The "how" in "how to create a plant paradise in a shady greenhouse" is all about picking the right plants. As with all gardening, it requires experimentation with your own microclimates.
Here are 5 gorgeous plant combinations that are perfect for a shady greenhouse. I selected plants that tend to look good for several months, that are fairly common and easy to find, and that do well in containers.
1. The Fern Greenhouse
Ferns love humidity which means they are ideal plants for greenhouses. And there are many varieties so be sure to check both the nursery and the houseplant areas when shopping. By selecting a wide variety you’ll have some that tolerate chilly weather (Boston Ferns), some that thrive in heat, some that stay petite, and some that reach to the ceiling. Create a gorgeous space with some of these popular ones: Asparagus Fern, Boston Fern, Staghorn Fern, Maidenhair Fern, Rabbit’s Foot Fern, Foxtail Fern, Lady Fern, Japanese Painted Fern, and Autumn Fern.
2. The Orchid Greenhouse
In my area (Ohio) orchids have become very popular and relatively inexpensive. In addition to nurseries, I’ve been seeing them in grocery stores and other non-traditional plant stores. While they need a few hours of sun to produce flowers, most also prefer that sunlight to be dappled or indirect light. Paphiopedilum (Lady Slipper), Phalaenopsis, and Oncidium are varieties that do well in low light. You may want to purchase a few to experiment, and see if your greenhouse conditions provide enough light.

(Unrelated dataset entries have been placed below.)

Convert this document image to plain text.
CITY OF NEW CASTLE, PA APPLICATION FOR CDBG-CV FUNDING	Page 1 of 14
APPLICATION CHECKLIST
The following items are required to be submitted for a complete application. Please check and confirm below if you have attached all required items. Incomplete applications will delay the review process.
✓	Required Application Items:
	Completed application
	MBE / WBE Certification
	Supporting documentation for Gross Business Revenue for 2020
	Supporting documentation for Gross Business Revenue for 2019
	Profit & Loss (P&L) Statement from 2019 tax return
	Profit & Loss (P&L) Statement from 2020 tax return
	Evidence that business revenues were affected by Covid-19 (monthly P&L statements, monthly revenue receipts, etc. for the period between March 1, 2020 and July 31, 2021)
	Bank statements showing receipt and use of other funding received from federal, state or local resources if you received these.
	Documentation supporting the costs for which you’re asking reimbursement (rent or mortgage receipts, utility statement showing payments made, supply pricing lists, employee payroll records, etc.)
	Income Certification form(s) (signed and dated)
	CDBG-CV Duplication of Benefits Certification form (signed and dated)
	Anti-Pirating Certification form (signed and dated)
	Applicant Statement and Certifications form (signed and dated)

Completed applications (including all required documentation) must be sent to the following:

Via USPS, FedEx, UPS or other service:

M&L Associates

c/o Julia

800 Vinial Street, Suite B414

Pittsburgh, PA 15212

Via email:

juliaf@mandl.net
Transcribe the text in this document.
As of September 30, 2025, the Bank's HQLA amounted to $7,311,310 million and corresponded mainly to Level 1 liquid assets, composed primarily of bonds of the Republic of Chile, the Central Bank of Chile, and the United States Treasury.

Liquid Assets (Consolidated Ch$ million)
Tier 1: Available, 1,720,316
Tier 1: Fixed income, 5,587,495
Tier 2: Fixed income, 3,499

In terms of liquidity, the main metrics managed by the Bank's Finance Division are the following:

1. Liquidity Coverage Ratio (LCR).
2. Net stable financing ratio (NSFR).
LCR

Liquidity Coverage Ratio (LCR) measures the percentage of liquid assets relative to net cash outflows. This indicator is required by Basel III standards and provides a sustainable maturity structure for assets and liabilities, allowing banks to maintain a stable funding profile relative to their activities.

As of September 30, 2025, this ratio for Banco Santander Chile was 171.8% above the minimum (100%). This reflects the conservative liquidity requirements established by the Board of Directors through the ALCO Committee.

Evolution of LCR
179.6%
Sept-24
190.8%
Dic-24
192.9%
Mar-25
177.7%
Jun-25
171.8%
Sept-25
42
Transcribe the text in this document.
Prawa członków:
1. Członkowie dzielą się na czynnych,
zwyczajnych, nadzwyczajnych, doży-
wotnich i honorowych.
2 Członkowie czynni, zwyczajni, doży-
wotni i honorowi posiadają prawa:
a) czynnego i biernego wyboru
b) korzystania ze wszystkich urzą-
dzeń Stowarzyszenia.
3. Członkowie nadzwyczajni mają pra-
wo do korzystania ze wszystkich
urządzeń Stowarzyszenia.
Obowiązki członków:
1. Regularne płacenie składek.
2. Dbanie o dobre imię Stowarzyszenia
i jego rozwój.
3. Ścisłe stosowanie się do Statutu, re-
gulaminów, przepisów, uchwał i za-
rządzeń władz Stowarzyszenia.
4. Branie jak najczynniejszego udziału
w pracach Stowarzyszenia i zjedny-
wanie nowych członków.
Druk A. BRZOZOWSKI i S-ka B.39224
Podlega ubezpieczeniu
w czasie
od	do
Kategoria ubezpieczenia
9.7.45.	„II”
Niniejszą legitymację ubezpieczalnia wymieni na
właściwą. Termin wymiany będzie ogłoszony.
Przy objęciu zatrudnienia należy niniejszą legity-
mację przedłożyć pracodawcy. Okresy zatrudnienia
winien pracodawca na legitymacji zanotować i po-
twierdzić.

3. The Houseplant Greenhouse
If you are a houseplant lover, you might already have some of these or be familiar with them. I live in an area that is very cloudy and gray during the winter (for days on end), so I tend to buy houseplants that don’t need a lot of light. You might be surprised at the variety that’s available and just how pretty they look when combined in a display. Philodendrons, Coleus, Begonias, Polka-Dot Plant, Caladiums, Hoyas, Pothos, and Maranta (prayer plant) are just a few colorful options.
4. The Cottage Garden Greenhouse
Looking for tall spires of flowers, lots of color, and sweet scents? Then try out the beauties on this list for a summer garden vibe. Coral Bells, Astilbe, fragrant Hostas (Royal Standard), Primrose, Impatiens, Plectranthus (lavender-colored flowers), Fuchsia, Ivy, and Violets.
I grow many of these in my greenhouse and let me tell you…the leaves of coral bells (Heuchera) come in such beautiful colors that it’s hard to choose - everything from lime green, dark purple-black, red-orange, peach, and more. Some varieties have tall stems of delicate flowers - I have some with pale pink flowers and some with white flowers. The Royal Standard Hostas have a sweet scent that you’d expect from Spring flowers, so the scent is a treat when it blooms in August.
A bonus with many of these is that they’re perennials; if you have freezing winters you can either place the plants outside or keep them in the greenhouse over winter. If you keep them in the greenhouse, be sure to give them a little water every few weeks.
5. The Tropical Greenhouse
Perhaps you’re dreaming of a lush, tropical greenhouse space - then you might want to try Colocasia (Elephant Ears), Caladium, Dracaena, Calathea, and Ponytail Palm. Combine these with some of the plants listed in the Houseplant greenhouse and the Fern greenhouse, and you’ll have your own little plant jungle before you know it.
I hope this inspires you with greenhouse possibilities. It’s got me wondering if I should expand my greenhouse.